Quatre hommes, interpellés en début de semaine près de Paris et incarcérés vendredi soir, projetaient d’assassiner le recteur de la mosquée de Paris afin d’obtenir la « franchise Al-Qaeda », même si leur complot n’en était qu’au stade des intentions. Ces quatre Français d’origine algérienne, âgés de 20 à 25 ans, ont été mis en examen par le juge Yves Jannier pour « association de malfaiteurs en relation avec une entreprise terroriste » et placés en détention provisoire, selon une source judiciaire. Ils avaient été interpellés lundi et mardi en région parisienne et placés en garde à vue à la Direction centrale du renseignement intérieur (DCRI). Une cinquième personne, une femme, a été remise en liberté.

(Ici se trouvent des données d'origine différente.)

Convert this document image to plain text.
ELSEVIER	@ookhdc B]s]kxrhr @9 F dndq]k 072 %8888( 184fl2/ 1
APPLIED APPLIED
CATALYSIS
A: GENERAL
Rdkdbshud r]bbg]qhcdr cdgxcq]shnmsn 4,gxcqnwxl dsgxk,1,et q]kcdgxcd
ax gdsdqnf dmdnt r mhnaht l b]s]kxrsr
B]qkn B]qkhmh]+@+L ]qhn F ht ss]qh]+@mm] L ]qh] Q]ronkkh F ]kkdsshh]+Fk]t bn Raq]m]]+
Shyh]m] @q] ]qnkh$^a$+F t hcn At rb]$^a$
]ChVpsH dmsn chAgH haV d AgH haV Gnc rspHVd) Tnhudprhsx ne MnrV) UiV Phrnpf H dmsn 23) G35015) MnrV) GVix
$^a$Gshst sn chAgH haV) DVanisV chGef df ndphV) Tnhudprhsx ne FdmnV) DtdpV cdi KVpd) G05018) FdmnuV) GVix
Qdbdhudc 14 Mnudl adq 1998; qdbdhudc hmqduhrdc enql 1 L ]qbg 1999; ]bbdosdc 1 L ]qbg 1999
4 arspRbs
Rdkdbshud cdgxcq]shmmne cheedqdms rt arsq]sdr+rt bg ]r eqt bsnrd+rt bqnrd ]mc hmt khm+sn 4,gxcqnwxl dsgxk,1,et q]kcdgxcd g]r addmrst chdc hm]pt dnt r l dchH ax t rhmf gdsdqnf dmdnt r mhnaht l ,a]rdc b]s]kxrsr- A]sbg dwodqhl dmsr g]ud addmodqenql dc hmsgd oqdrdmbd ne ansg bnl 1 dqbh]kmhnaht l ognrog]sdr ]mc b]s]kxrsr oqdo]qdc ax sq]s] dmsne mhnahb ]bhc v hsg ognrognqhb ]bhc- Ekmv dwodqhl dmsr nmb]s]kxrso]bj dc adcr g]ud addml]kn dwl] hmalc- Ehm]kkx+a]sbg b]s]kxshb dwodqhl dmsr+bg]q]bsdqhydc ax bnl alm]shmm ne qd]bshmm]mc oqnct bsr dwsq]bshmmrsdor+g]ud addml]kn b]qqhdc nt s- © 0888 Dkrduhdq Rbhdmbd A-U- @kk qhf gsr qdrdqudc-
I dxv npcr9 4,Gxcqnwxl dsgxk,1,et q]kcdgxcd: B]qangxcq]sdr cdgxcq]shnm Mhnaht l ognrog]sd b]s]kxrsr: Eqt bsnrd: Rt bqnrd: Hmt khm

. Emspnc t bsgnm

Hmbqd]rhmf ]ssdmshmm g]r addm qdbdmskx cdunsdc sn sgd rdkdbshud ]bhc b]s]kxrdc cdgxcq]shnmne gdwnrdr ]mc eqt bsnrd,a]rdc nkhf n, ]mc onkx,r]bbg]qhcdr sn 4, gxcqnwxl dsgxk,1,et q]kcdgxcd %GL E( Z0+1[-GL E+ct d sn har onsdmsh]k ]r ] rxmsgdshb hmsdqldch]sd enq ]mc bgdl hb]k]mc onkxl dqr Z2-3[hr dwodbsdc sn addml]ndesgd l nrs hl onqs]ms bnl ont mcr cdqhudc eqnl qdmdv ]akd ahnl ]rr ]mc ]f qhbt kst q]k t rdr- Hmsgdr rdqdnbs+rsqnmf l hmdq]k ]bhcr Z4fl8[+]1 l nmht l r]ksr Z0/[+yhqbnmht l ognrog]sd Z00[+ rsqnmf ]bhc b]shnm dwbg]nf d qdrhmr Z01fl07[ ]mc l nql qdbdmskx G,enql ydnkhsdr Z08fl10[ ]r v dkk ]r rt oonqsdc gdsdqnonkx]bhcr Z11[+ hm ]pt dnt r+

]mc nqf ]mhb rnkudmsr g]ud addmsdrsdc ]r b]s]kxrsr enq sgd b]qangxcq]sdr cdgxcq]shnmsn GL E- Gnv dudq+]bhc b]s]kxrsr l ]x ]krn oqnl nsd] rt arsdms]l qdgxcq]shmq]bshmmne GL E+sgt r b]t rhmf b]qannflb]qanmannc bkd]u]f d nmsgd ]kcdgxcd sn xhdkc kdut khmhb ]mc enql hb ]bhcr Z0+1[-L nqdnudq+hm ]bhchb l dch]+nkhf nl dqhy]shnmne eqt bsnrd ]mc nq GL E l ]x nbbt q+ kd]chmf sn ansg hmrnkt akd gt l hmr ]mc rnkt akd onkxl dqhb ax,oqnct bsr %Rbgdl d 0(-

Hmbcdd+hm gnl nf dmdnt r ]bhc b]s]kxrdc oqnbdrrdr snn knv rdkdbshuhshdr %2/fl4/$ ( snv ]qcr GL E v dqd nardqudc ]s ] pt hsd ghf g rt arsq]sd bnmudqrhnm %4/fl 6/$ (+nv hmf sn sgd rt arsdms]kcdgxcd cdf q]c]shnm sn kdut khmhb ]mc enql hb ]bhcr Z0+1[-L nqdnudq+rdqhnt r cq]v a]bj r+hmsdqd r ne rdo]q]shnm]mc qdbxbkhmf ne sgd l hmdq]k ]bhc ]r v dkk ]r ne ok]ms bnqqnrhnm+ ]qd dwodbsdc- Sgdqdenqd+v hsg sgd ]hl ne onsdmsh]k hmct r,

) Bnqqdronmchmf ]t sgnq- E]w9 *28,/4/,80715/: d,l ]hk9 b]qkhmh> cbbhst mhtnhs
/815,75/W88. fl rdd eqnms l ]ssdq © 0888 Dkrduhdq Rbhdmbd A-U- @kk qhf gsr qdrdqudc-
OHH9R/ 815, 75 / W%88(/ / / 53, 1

Qualifiées de « majeures » par la DCRI, ces arrestations ont été saluées par le ministre de l’Intérieur Brice Hortefeux, qui répète depuis cet été qu’il existe une « menace terroriste réelle » visant la France. Dès mercredi, alors que les gardes à vue étaient en cours, il assurait qu’un des suspects était « prêt à mourir pour la cause ». Durant leur garde à vue, « les quatre hommes ont toujours confirmé leur attachement et leur engagement à la cause et ont dit vouloir participer à la lutte armée », a ajouté samedi une source proche du dossier. L’un d’eux portait sur lui « un ‘testament islamique’ (…) dans lequel il disait ne vouloir mourir que sur une terre d’islam », selon la même source, précisant qu’un autre a affirmé vouloir « mourir en martyr ». Les quatre jeunes hommes sont surtout soupçonnés d’avoir eu l’intention d’assassiner le recteur de la mosquée de Paris, Dalil Boubakeur, jugé partisan d’un « islam trop modéré », selon cette même source. Mais « ils étaient plus au stade de l’intention que des préparatifs », a relativisé une autre source proche du dossier.
« Franchise Al-Qaeda »
D’après un enquêteur, l’un des mis en examen aurait confié que ce crime aurait « permis d’obtenir une franchise Al-Qaeda et de préparer d’autres actions sur le sol français ». Une source proche du dossier parle également de « la volonté de créer un groupe jihadiste pour l’Afghanistan, avant de revenir en France pour y commettre des actions ». Selon ces sources, les quatre Français projetaient de « rallier Al-Qaeda en Afghanistan ou au Yémen ou en Somalie, dans les ‘nouvelles terres d’islam’ de la corne de l’Afrique et du Sahel ». « Au moins l’un d’eux avait fait un passage en Afghanistan et était incontestablement très familier des sites jihadistes sur Internet, tandis que d’autres projetaient, eux, de se rendre » à leur tour dans la zone frontalière pakistano-afghane, avait révélé Brice Hortefeux. « Le plus impliqué des quatre », âgé de 22 ans, venait d' »effectuer un séjour dans les zones tribales entre le Pakistan et l’Afghanistan (…) où il a rencontré des personnalités d’Al-Qaeda », selon l’une de ces sources.
Des jihadistes qui entreprennent de rentrer des zones tribales pakistano-afghanes sont la « principale inquiétude » des gouvernements en Europe, confirme une source proche des services de renseignement français. Ils craignent que ces combattants aguerris puissent fédérer des groupes, pour l’heure informels et atomisés. Brice Hortefeux a « fixé (à ses) services comme priorité absolue la détection et la neutralisation préventive des filières de recrutement de combattants et de réseaux de soutien logistique aux organisations terroristes ». Le 6 novembre, un Français soupçonné de s’être rendu en 2009 à la frontière pakistano-afghane et d’en être revenu début 2010 a été mis en examen et incarcéré.